Haliç’in Galata yakasındaki en büyük camidir. Büyüklüğü nedeniyle Cami-i Kebir de denir. Emevi ordu kumandanlarından Müslime bin Abdülmelik’in 717 yılında Konstantinopolis’i kuşattığı sırada yaptırdığı sanılmaktadır. Bizanslılar şehri ellerine geçirince bazı ilavelerle camiyi kiliseye çevirdiler. 1232’deki IV. Haçlı Seferi sırasında da Latinler Konstantinopolis’i alınca cami, St.Hyacinthus ve Dominicus rahiplerine verilmişti. Cenevizliler binaya Saint Dominicus derlerdi. Yapı saf Müslüman özellikleri taşımaz. Roma ve Gotik tarzında pencere ve sütun başlıkları vardır. Ortaçağ’daki çan kulelerine benzeyen ve içinde çan iskelesinin konulduğu delikler bulunan minare, Şam’daki Emeviye Camii’nin minarelerini andırır. Pencere sütun başlıklarındaki put ve kapı silmeleri, minarenin üst kısmını Bizans ve Latinlerin yaptığını gösterir. Mihrabın Gotik kemer ve pencereleri Latin devrine aittir.

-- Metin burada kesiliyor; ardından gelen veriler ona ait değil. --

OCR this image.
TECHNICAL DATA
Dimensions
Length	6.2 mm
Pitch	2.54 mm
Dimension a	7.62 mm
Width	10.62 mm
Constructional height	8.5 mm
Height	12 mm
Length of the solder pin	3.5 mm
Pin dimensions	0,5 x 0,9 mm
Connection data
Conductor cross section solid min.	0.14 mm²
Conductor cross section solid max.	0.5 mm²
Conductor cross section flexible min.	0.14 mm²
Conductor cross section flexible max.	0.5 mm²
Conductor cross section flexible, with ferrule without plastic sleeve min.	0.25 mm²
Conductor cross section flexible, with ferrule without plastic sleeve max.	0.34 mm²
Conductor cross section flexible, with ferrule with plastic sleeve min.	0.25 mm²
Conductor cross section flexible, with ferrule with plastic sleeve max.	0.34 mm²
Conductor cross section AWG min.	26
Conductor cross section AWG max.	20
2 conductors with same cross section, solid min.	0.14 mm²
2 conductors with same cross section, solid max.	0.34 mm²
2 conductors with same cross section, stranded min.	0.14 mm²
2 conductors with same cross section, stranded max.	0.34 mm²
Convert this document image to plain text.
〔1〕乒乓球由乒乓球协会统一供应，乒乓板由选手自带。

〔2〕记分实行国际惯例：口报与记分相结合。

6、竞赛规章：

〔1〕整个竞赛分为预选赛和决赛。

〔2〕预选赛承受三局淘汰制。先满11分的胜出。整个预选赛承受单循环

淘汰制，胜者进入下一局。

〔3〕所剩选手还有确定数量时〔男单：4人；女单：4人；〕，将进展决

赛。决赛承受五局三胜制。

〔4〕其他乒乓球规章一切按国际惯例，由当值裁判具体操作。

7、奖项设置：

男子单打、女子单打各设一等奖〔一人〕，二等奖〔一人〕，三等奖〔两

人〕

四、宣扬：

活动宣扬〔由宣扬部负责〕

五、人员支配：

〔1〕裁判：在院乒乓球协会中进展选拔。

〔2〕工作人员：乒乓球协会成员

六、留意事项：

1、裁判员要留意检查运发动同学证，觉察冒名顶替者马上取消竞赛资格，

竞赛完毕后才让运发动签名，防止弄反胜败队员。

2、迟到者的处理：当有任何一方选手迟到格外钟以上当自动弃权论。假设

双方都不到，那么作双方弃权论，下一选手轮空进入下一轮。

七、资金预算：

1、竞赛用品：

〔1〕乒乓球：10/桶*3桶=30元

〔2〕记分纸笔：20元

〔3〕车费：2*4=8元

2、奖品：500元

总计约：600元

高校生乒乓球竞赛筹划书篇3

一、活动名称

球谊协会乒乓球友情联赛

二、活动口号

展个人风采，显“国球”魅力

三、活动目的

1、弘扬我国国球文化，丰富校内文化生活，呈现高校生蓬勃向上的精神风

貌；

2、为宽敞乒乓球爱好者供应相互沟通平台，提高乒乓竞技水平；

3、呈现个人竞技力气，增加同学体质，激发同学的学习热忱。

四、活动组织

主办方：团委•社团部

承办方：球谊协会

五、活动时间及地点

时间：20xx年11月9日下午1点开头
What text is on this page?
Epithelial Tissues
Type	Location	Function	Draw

Sultan II.Beyazıt zamanında İspanya’daki Beni Ahmer devletinin yıkılması ile İstanbul’a gelen Araplar, yapıyı Dominikenlerden alarak yenilediler ve “Arap Camii” adını verdiler. Camiyi, Sultan II. Mahmud’un annesi 1808’de tamir ettirdi. Daha sonraki bir tamirde döşemeden çıkan Latin mezar taşları 1913’te müzeye taşındı. Mihrap bölümünden de freskler çıktı.